GOOD NEWS FINALLY! As you know, our ringgit is now the worst performing currencies in ASIA…. WOOHOO! JUALAN MURAH YO! The net effect of that is that it’s now cheaper for other countries to do business in Malaysia!
“Investors will be more encouraged to purchase from Malaysia – manufacturing, property, setting up an overseas business,” said FXTM Chief Market Analyst Jameel Ahmad.
And hey, whaddaya know, we got a customer here: oil and gas rigging equipment supplier KTL Global is relocating the bulk of its Singapore operations to Johor because we’re price competitive! We even found out from this economic comparison that Malaysia might be cheaper than China!
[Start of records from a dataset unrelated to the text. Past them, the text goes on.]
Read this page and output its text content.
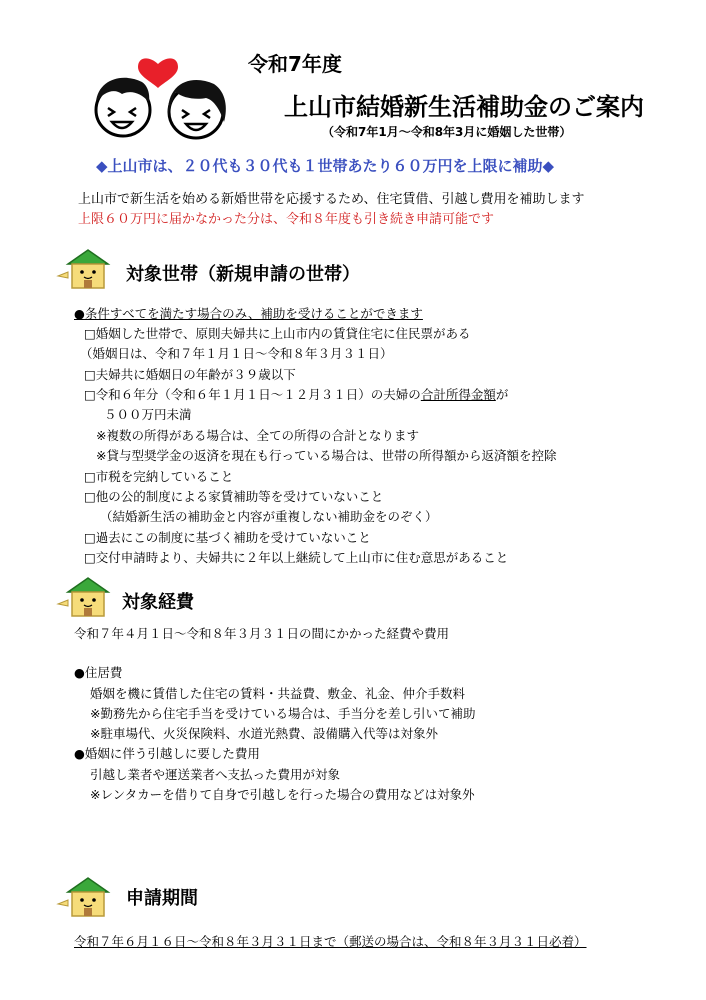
令和7年度
上山市結婚新生活補助金のご案内
（令和7年1月～令和8年3月に婚姻した世帯）
◆上山市は、２０代も３０代も１世帯あたり６０万円を上限に補助◆
上山市で新生活を始める新婚世帯を応援するため、住宅賃借、引越し費用を補助します
上限６０万円に届かなかった分は、令和８年度も引き続き申請可能です
対象世帯（新規申請の世帯）
●条件すべてを満たす場合のみ、補助を受けることができます
□婚姻した世帯で、原則夫婦共に上山市内の賃貸住宅に住民票がある
（婚姻日は、令和７年１月１日～令和８年３月３１日）
□夫婦共に婚姻日の年齢が３９歳以下
□令和６年分（令和６年１月１日～１２月３１日）の夫婦の合計所得金額が
５００万円未満
※複数の所得がある場合は、全ての所得の合計となります
※貸与型奨学金の返済を現在も行っている場合は、世帯の所得額から返済額を控除
□市税を完納していること
□他の公的制度による家賃補助等を受けていないこと
（結婚新生活の補助金と内容が重複しない補助金をのぞく）
□過去にこの制度に基づく補助を受けていないこと
□交付申請時より、夫婦共に２年以上継続して上山市に住む意思があること
対象経費
令和７年４月１日～令和８年３月３１日の間にかかった経費や費用
●住居費
婚姻を機に賃借した住宅の賃料・共益費、敷金、礼金、仲介手数料
※勤務先から住宅手当を受けている場合は、手当分を差し引いて補助
※駐車場代、火災保険料、水道光熱費、設備購入代等は対象外
●婚姻に伴う引越しに要した費用
引越し業者や運送業者へ支払った費用が対象
※レンタカーを借りて自身で引越しを行った場合の費用などは対象外
申請期間
令和７年６月１６日～令和８年３月３１日まで（郵送の場合は、令和８年３月３１日必着）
BUT is this the direction we want to take? Do we want to compete on price – or should we offer high value products and services? In Mahathir’s Vision 2020, he envisioned Malaysia becoming a K-based economy (K is short for Knowledge yo) and achieving high-income status.
Unfortunately, according to TIME Magazine, we’re stuck in the middle-income trap. We can neither offer the cheapest labour, compared to places like India, Sri Lanka, Pakistan and Vietnam, and other countries have leapt past us in technology advancement and skilled sectors. So maybe we shouldn’t care so much about SHELL leaving Malaysia, but MyTeksi searching for talent overseas? That’s one of our own brands looking elsewhere for good people. Aiyo.
“Najib realizes that excessive government interference in the economy is dampening investor sentiment and holding back Malaysian industry. (Malaysia) relies much more on foreign investment to drive industrialization. That’s not a bad thing – multinational companies provide an instant shot of capital, jobs, expertise and technology into a poor country. MNCs, however, aren’t going to develop Malaysian products; that has to take place in the labs and offices of Malaysia’s private businesses. But those businessmen have been content to squeeze profits from serving MNCs and maintaining their original, assembly-based business models ” – “Escaping the Middle Income Trap, August 2010, TIME magazine
In other words… JUALAN MURAH might be good for now, but it shouldn’t last forever la.